Fruit consumption is important. What the fuck else are you gonna put in your yogurt to make things interesting? Honey? Only if you have a death wish. Here are some berries I like. List is limited to things we all agree are berries. "But what about the avocado?" someone might say. "That's technically a one-seeded berry." Yeah. Funny joke, asshole.
- •BlueberryKing of the berries, no question. An antioxidant powerhouse. Eat them for breakfast, muddle them in gin, put some in a weird salad, who cares. Just don't get your hopes up for consuming the whole box you buy -- 90% of any box of blueberries is gonna be a smashed up, moldy mush. Guess what? Still worth it.
- •RaspberryThe tastiest berry (arguably), but is it the healthiest? I don't know, honestly. From reading the studies, it seems like no one does. These are great though. Fun thing to do is pull apart the little sections, transforming a single raspberry into many small ones. Then eat those. Or just eat it without doing that. Who cares?
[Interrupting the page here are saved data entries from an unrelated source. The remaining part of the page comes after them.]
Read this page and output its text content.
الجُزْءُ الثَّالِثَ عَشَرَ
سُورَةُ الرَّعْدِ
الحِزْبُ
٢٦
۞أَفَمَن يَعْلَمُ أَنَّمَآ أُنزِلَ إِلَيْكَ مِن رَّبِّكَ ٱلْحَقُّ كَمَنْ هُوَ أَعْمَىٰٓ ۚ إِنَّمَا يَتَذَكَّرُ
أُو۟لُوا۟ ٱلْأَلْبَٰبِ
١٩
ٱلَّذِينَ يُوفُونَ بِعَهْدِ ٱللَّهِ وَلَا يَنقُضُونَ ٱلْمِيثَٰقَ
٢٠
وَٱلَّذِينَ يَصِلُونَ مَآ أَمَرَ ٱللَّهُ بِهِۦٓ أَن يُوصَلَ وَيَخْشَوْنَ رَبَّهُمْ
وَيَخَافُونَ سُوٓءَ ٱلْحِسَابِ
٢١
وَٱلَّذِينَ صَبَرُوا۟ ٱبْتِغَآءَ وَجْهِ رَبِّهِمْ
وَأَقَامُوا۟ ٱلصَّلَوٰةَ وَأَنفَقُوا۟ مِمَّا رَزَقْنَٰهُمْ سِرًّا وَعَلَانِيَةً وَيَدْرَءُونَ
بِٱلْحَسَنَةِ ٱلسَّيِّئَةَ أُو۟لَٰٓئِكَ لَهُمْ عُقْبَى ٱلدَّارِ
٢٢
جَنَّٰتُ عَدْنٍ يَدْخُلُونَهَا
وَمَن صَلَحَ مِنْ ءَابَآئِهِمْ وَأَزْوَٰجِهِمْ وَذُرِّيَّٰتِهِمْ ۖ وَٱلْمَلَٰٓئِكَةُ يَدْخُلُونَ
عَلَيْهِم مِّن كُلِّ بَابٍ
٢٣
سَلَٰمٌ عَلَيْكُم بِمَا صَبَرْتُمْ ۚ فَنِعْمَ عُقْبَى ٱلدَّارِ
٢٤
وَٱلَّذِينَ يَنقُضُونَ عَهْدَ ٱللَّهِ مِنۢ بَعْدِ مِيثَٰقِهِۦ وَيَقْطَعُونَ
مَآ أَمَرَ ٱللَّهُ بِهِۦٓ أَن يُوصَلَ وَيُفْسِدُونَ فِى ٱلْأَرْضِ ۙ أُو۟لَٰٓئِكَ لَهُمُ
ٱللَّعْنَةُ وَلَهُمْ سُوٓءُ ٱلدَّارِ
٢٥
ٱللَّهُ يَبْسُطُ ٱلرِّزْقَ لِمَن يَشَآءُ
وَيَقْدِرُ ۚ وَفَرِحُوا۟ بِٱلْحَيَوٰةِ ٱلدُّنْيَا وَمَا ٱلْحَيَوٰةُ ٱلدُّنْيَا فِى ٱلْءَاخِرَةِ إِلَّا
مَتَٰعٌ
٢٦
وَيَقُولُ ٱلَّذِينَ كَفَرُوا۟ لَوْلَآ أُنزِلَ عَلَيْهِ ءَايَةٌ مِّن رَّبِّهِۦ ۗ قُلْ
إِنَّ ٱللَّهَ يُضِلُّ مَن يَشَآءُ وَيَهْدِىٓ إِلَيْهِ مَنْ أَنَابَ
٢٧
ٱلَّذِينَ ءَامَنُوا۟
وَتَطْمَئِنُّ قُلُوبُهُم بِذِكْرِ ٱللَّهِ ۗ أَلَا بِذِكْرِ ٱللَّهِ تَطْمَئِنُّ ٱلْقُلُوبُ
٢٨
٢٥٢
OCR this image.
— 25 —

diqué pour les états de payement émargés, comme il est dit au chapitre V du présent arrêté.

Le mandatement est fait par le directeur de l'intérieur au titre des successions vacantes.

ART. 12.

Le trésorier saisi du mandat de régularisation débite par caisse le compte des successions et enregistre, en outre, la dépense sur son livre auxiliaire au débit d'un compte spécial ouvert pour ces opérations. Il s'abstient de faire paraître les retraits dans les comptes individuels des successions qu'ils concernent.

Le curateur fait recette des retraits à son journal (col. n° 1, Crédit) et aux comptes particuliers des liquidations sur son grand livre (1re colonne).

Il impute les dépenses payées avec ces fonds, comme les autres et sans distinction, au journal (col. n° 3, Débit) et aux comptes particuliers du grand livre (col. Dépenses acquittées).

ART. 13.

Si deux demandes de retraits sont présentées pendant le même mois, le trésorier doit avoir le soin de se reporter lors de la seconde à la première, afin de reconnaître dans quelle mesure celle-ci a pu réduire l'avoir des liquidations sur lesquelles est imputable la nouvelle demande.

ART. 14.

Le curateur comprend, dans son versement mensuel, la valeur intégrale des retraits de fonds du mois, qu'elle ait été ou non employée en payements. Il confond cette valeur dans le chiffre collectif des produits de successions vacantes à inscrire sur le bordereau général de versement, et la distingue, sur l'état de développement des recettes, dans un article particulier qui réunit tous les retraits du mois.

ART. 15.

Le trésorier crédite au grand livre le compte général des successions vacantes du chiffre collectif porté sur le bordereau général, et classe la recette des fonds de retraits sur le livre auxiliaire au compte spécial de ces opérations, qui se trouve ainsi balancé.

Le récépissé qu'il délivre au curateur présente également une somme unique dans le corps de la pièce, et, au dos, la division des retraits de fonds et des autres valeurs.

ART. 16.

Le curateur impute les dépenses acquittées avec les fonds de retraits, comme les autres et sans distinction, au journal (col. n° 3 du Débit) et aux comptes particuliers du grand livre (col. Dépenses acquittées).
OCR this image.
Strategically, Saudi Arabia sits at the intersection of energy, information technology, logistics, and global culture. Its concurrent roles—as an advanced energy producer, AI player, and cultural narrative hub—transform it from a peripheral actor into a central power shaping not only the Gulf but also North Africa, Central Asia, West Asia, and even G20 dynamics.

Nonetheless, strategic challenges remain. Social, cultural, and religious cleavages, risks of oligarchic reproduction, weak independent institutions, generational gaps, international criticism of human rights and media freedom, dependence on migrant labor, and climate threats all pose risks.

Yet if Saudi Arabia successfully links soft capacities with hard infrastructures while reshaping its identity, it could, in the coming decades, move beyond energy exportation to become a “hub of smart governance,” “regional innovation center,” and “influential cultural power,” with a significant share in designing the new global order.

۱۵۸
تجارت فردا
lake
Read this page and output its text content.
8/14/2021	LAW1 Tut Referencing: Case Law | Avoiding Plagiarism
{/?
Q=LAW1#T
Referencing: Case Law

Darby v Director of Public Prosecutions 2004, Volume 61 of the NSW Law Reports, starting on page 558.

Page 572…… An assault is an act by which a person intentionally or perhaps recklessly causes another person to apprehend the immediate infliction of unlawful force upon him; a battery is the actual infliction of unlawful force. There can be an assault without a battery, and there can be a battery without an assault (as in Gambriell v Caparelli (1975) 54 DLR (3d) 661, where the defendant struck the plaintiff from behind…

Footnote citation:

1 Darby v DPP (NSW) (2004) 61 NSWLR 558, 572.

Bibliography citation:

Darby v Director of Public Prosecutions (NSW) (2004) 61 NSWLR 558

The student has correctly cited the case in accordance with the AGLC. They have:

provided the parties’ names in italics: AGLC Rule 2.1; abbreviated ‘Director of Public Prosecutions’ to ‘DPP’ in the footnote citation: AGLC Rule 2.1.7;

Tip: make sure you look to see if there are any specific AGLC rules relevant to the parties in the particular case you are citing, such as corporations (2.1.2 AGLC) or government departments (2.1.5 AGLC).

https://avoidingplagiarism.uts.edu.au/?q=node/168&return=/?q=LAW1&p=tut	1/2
- •StrawberryA very standard berry, perhaps known more as a flavor of things (candy, medicine, lube) than a thing of its own. Also, unlike the higher ranking berries, the strawberry requires a little bit of preparation in removing the leaves up top. That's a pain. And sometimes you cut off a lot of the strawberry with them, wasting food and money. And sometimes you cut yourself accidentally and then there's blood everywhere and the screaming won't stop and oh god the fire is coming. Anyway. Average berry.
- •CranberryA solid berry but hard to know what to do with. You can't really eat them raw, and most juice forms of it have like a dead pancreas worth of sugar. And good luck drinking the ones that don't. That said, it's a silver bullet to the heart of a UTI, amiright ladies? And you can make a sauce out of them for Thanksgiving. Of course, you'll make way too much, and your mom will keep the leftovers in the fridge for months, claiming it doesn't go bad, but how could that be true? It makes no sense, mom.
- •BlackberryHealthy, I assume, but crazy unwieldy. They come like 6 to a pack, and you have to deal with whatever that thing is that's hiding in the middle of the blackberry. What is that? I don't have a blackberry handy to check, but the texture weirds me out. It makes me feel like I am eating the berry's heart. Then I think about my heart. Then I think about heart disease. Then I'm trying to remember my Cedars password to check the results of my last cholesterol test. Thanks a lot, blackberry.
- •LingonberryAvailable (exclusively?) at IKEA, I have nothing against these berries specifically, but I do associate them with an overwhelming shopping experience. So, not my favorite berry, but I'm generally a fan of things from Sweden (The Tallest Man on Earth, Ingmar Bergman, Pippi Longstocking, the old Volvo my mom used to drive), so I'm gonna give this the benefit of the doubt, for now. Prove yourself, lingonberry.
- •BoysenberryThis is a berry I had heard of (mostly as a flavor of syrup at IHOP) but never seen or eaten. Actually, Wikipedia reveals it's basically the same thing as a blackberry!!! Do they taste different? Should I know this? I hate any berry that makes me feel so self-conscious. Fuck you, boysenberry.
- •Goji berryI've seen these around in dried form. I assume they exist in other forms. Sounds suspiciously like a bullshit berry given its "look at me, I have mystical healing powers" packaging, but I guess it isn't entirely fair to hold that against a berry that probably isn't sentient, let alone in control of its marketing campaign. Still though. Do better Goji berry.
- •Chuck BerryLittle goof here. Not a piece of fruit but a pretty good guitar player. Apparently he may or may not have stolen most of his songs from his piano player, Johnnie Johnson. Also he definitely videotaped women in the bathroom of his restaurant. For these reasons and the fact that he is not an edible berry, I consign him to the bottom of this list.